Objective: To describe the level of functionality of President’s Emergency Plan for AIDS Relief (PEPFAR)-supported HIV clinical services following the devastating earthquake that struck Haiti in January 2010.
Design: Available program-monitoring data from sites providing voluntary counseling and testing for HIV (VCT), antenatal care (ANC) and prevention of mother-to-child transmission (PMTCT) services, and antiretroviral treatment (ART) were described, comparing pre-earthquake and post-earthquake periods during October 2008 to May 2010.
Methods: Pre-earthquake HIV service baselines for VCT, PMTCT, and ART enrollment were defined as monthly mean total number of patients served over 15 months pre-earthquake. ART baseline was defined as total current patients by December 2009. Sites were categorized as high-earthquake or low-earthquake intensity based on location and instrumental shake intensity data.

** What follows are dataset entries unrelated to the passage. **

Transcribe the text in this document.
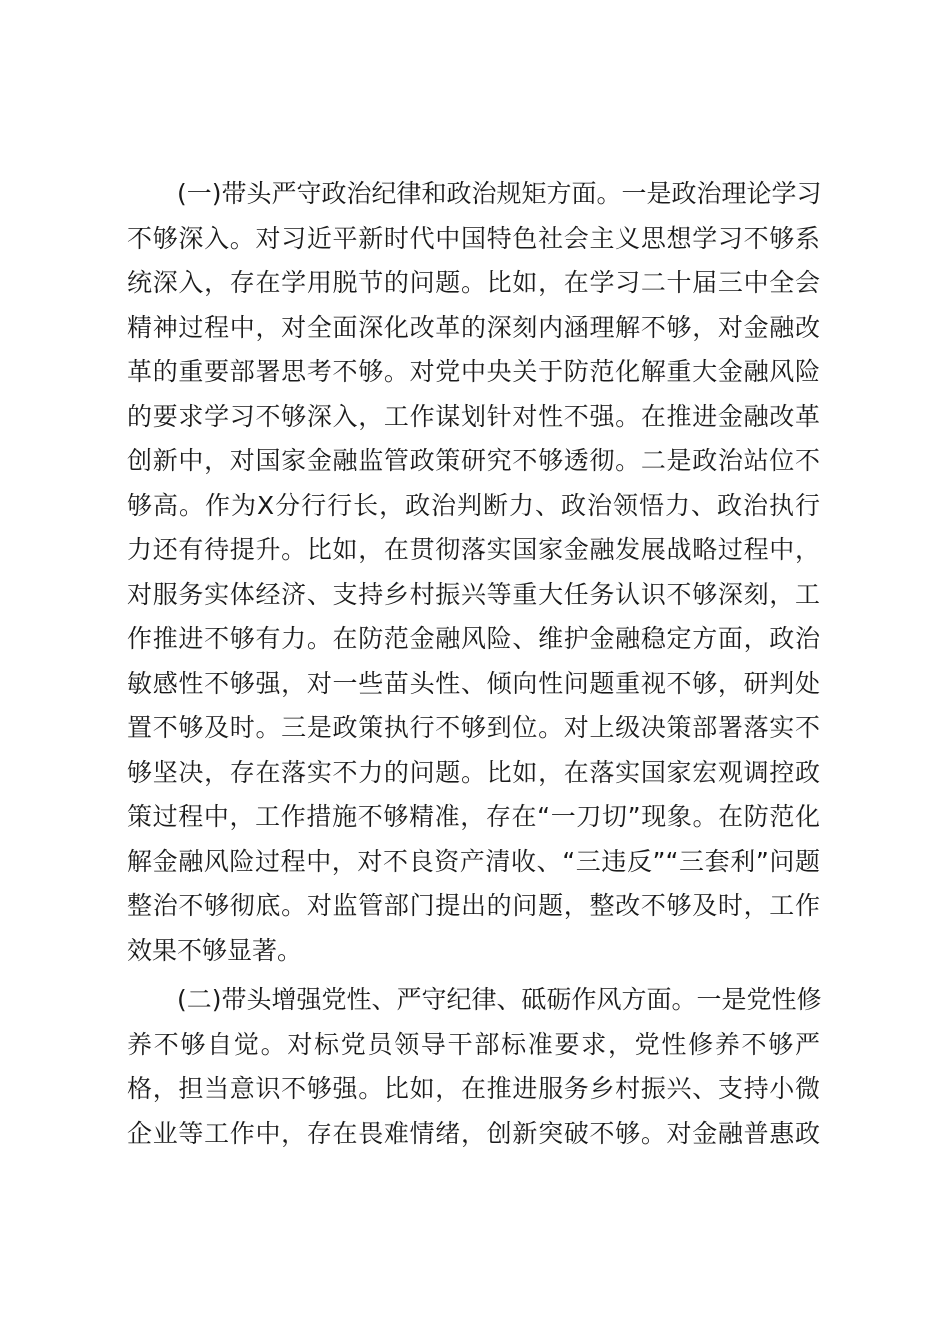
(一)带头严守政治纪律和政治规矩方面。一是政治理论学习
不够深入。对习近平新时代中国特色社会主义思想学习不够系
统深入，存在学用脱节的问题。比如，在学习二十届三中全会
精神过程中，对全面深化改革的深刻内涵理解不够，对金融改
革的重要部署思考不够。对党中央关于防范化解重大金融风险
的要求学习不够深入，工作谋划针对性不强。在推进金融改革
创新中，对国家金融监管政策研究不够透彻。二是政治站位不
够高。作为X分行行长，政治判断力、政治领悟力、政治执行
力还有待提升。比如，在贯彻落实国家金融发展战略过程中，
对服务实体经济、支持乡村振兴等重大任务认识不够深刻，工
作推进不够有力。在防范金融风险、维护金融稳定方面，政治
敏感性不够强，对一些苗头性、倾向性问题重视不够，研判处
置不够及时。三是政策执行不够到位。对上级决策部署落实不
够坚决，存在落实不力的问题。比如，在落实国家宏观调控政
策过程中，工作措施不够精准，存在“一刀切”现象。在防范化
解金融风险过程中，对不良资产清收、“三违反”“三套利”问题
整治不够彻底。对监管部门提出的问题，整改不够及时，工作
效果不够显著。
(二)带头增强党性、严守纪律、砥砺作风方面。一是党性修
养不够自觉。对标党员领导干部标准要求，党性修养不够严
格，担当意识不够强。比如，在推进服务乡村振兴、支持小微
企业等工作中，存在畏难情绪，创新突破不够。对金融普惠政
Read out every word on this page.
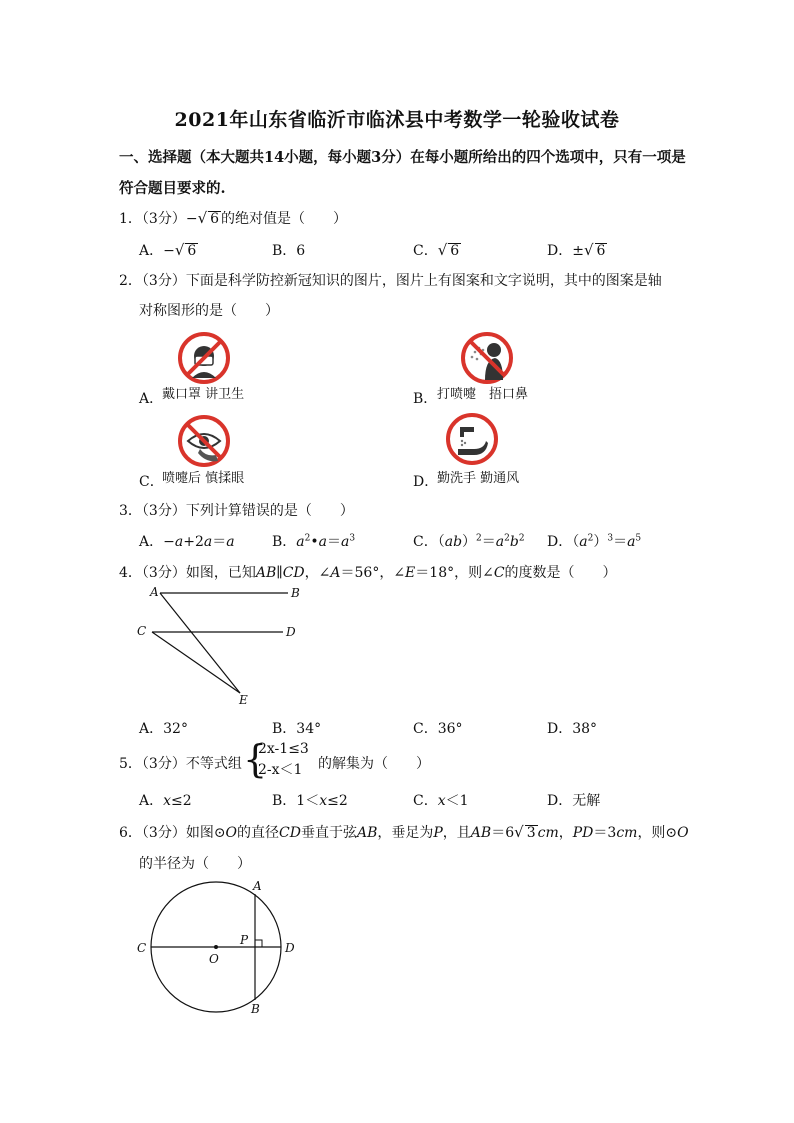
2021年山东省临沂市临沭县中考数学一轮验收试卷
一、选择题（本大题共14小题，每小题3分）在每小题所给出的四个选项中，只有一项是
符合题目要求的.
1．（3分）−√ 6 的绝对值是（　　）
A．−√ 6	B．6	C．√ 6	D．±√ 6
2．（3分）下面是科学防控新冠知识的图片，图片上有图案和文字说明，其中的图案是轴
对称图形的是（　　）
A．
戴口罩 讲卫生	B． 打喷嚏　捂口鼻
C．
喷嚏后 慎揉眼	D．
勤洗手 勤通风
3．（3分）下列计算错误的是（　　）
A．−a+2a＝a	B．$a^2•a=a^3$	C．$(ab)^2=a^2b^2$ D．$(a^2)^3=a^5$
4．（3分）如图，已知AB∥CD，∠A＝56°，∠E＝18°，则∠C的度数是（　　）
A	B
C	D
E
A．32°	B．34°	C．36°	D．38°
5．（3分）不等式组 {
2x-1≤3
2-x＜1 的解集为（　　）
A．x≤2	B．1＜x≤2	C．x＜1	D．无解
6．（3分）如图⊙O的直径CD垂直于弦AB，垂足为P，且AB＝6√ 3 cm，PD＝3cm，则⊙O
的半径为（　　）
A
B
C	D
O
P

Results: Pre-earthquake mean monthly baselines were 41 087 (VCT), 11 909 (HIV testing at ANC sites), 648 (ART enrollment), and 296 (PMTCT enrollment); baseline total current patients on ART was 24 863. Service provision in January and May 2010, reported as percentage of baseline, was 43 and 78.7% (VCT), 50.8 and 88.7% (HIV testing at ANC), 46 and 81% (PMTCT), and 41 and 82.7% (ART enrollment), respectively. Current patients on ART decreased to 97% of baseline in April, rising to 103.9% by May; the initial decline was restricted to high-earthquake intensity areas.
Conclusion: Following the Haiti earthquake, there was a transient, marked decline in VCT and new ART patient enrollment, whereas follow-up of established ART patients remained impressively high. HIV treatment continuity should be reinforced in disaster preparedness and response strategies in HIV epidemic settings.